Footage finds way into POV redux


You know the adage, right? “The person who believes most in your project is you.” It’s the philosophy upon which all productive activity is built from scratch. C-U Blogfidential has offered these kinds of stories for years, centered on individuals and teams who hammered out game plans based on the ideal they could become working filmmakers with a mix of hard labor, constant practice, networking skills, effective collaboration, canny application of talents, a heap of as-you-go business experience, and a constant sprinkling of good luck. So, how do you advance along these lines when more or less flying solo based on geographic location, lack of immediate peers trained in the craft, minimal educational resources that apply, and a desire to stick with the comforts of a home base not teeming with relevant industry or “a scene” to draw from? One southern Illinois couple provides today’s example, channeling an upbeat attitude and outgoing nature into an expanding sideline that is all based on a creepy property, so to speak, that keeps on opening doors for them. We could say they’re owners of their own destiny.

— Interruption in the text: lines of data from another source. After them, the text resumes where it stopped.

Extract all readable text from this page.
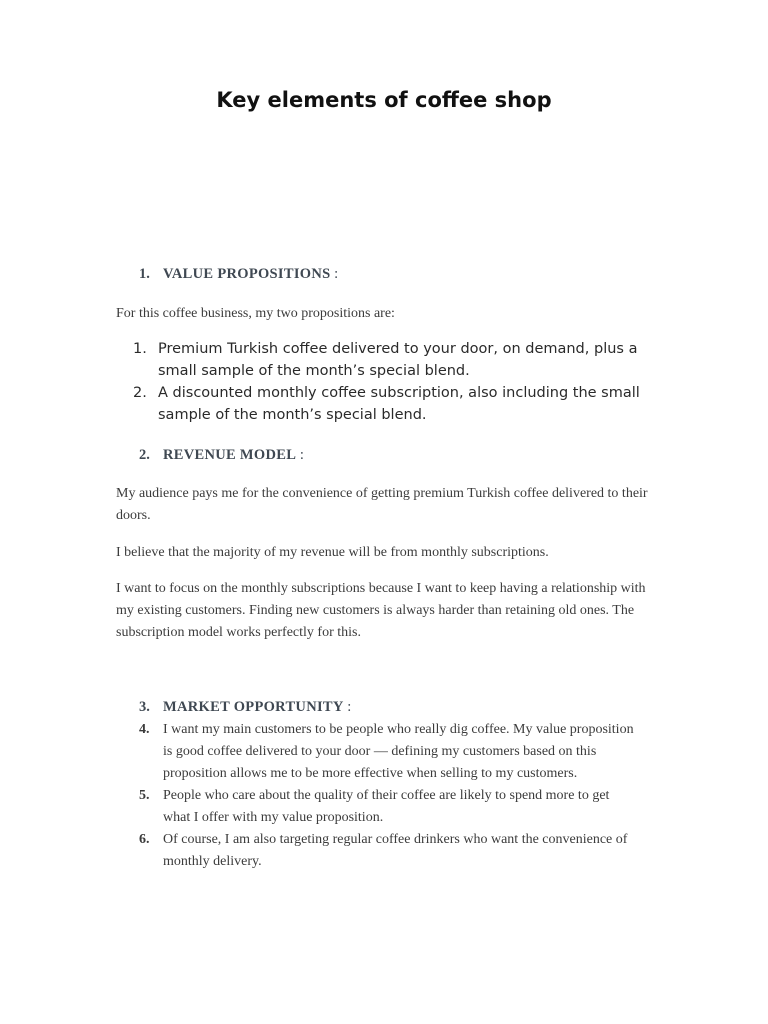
Key elements of coffee shop
1. VALUE PROPOSITIONS :
For this coffee business, my two propositions are:
1. Premium Turkish coffee delivered to your door, on demand, plus a small sample of the month’s special blend.
2. A discounted monthly coffee subscription, also including the small sample of the month’s special blend.
2. REVENUE MODEL :
My audience pays me for the convenience of getting premium Turkish coffee delivered to their doors.
I believe that the majority of my revenue will be from monthly subscriptions.
I want to focus on the monthly subscriptions because I want to keep having a relationship with my existing customers. Finding new customers is always harder than retaining old ones. The subscription model works perfectly for this.
3. MARKET OPPORTUNITY :
4. I want my main customers to be people who really dig coffee. My value proposition is good coffee delivered to your door — defining my customers based on this proposition allows me to be more effective when selling to my customers.
5. People who care about the quality of their coffee are likely to spend more to get what I offer with my value proposition.
6. Of course, I am also targeting regular coffee drinkers who want the convenience of monthly delivery.
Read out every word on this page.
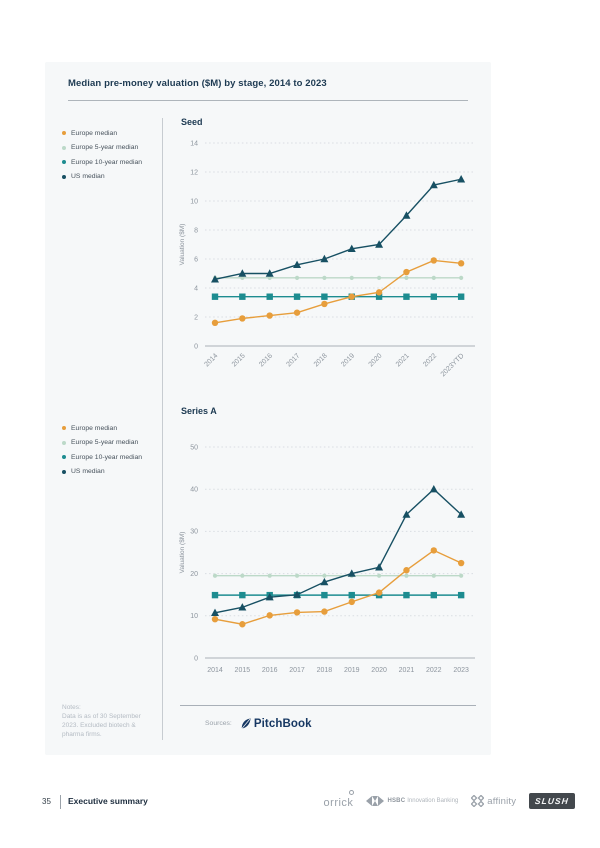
Median pre-money valuation ($M) by stage, 2014 to 2023
Europe median
Europe 5-year median
Europe 10-year median
US median
Europe median
Europe 5-year median
Europe 10-year median
US median
Seed
0
2
4
6
8
10
12
14
Valuation ($M)
2014 2015 2016 2017 2018 2019 2020 2021 2022 2023YTD
Series A
0
10
20
30
40
50
Valuation ($M)
2014 2015 2016 2017 2018 2019 2020 2021 2022 2023
Notes:
Data is as of 30 September
2023. Excluded biotech &
pharma firms.
Sources: PitchBook
35 Executive summary	orrick	HSBC Innovation Banking	affinity SLUSH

Jed and Cassondra Brian live in Sumner, which is located just on our side of the Illinois-Indiana border in Lawford County, and is set about equidistant between Terre Haute and Evansville. The town has a population under 4,000 per Wikipedia and is neighbors with numerous other communities on the smaller side. Residents have to drive roughly a half hour to see a movie, either to the Eagle Theater in Robinson or an AMC ‘plex in Vincennes, and academic resources in the area are similarly scattered, often outreach branches of the University of Illinois and the like. In this age of streaming video and the internet, one can certainly soak up instruction and “how we did it” testimonials on all aspects of the filmmaking process from wherever one lives, as well as binge-watch classic fare to study their strengths. However, it typically takes a village – well, a band of roving creatives with common goals in mind – to make a movie in the flesh, and you don’t necessarily need an “in” to figure out how to get it done.



With enough confidence under their belts after putting together shorts and contest entries, Jed and his buddies took a stab at the found-footage thriller by relying on what they knew and had access to. This included an unoccupied rental property in Sumner, the kind of older residence that silently screams “Photograph me!” to anyone who actually listens. As happens in many a horror film, young people dismiss a local urban legend and explore the scene of a recent crime only to pay for it when the perpetrator returns for more mayhem. UNLISTED OWNER efficiently ticks off the boxes of what viewers expect from this kind of low-budget production, but it does so with energy and a can-do cast and crew who were presumably stoked to be involved with something not the norm in little Sumner. Jed, Brian Perrott, and others needed two years to shape UNLISTED OWNER and a few more to finally gain distribution on disc and at streaming sites, first through the Tomcat Films subsidiary of Summer Hill Entertainment in 2017 and then J.R. Bookwalter’s venture into manufacture-on-demand (MOD) media, Makeflix, in 2019.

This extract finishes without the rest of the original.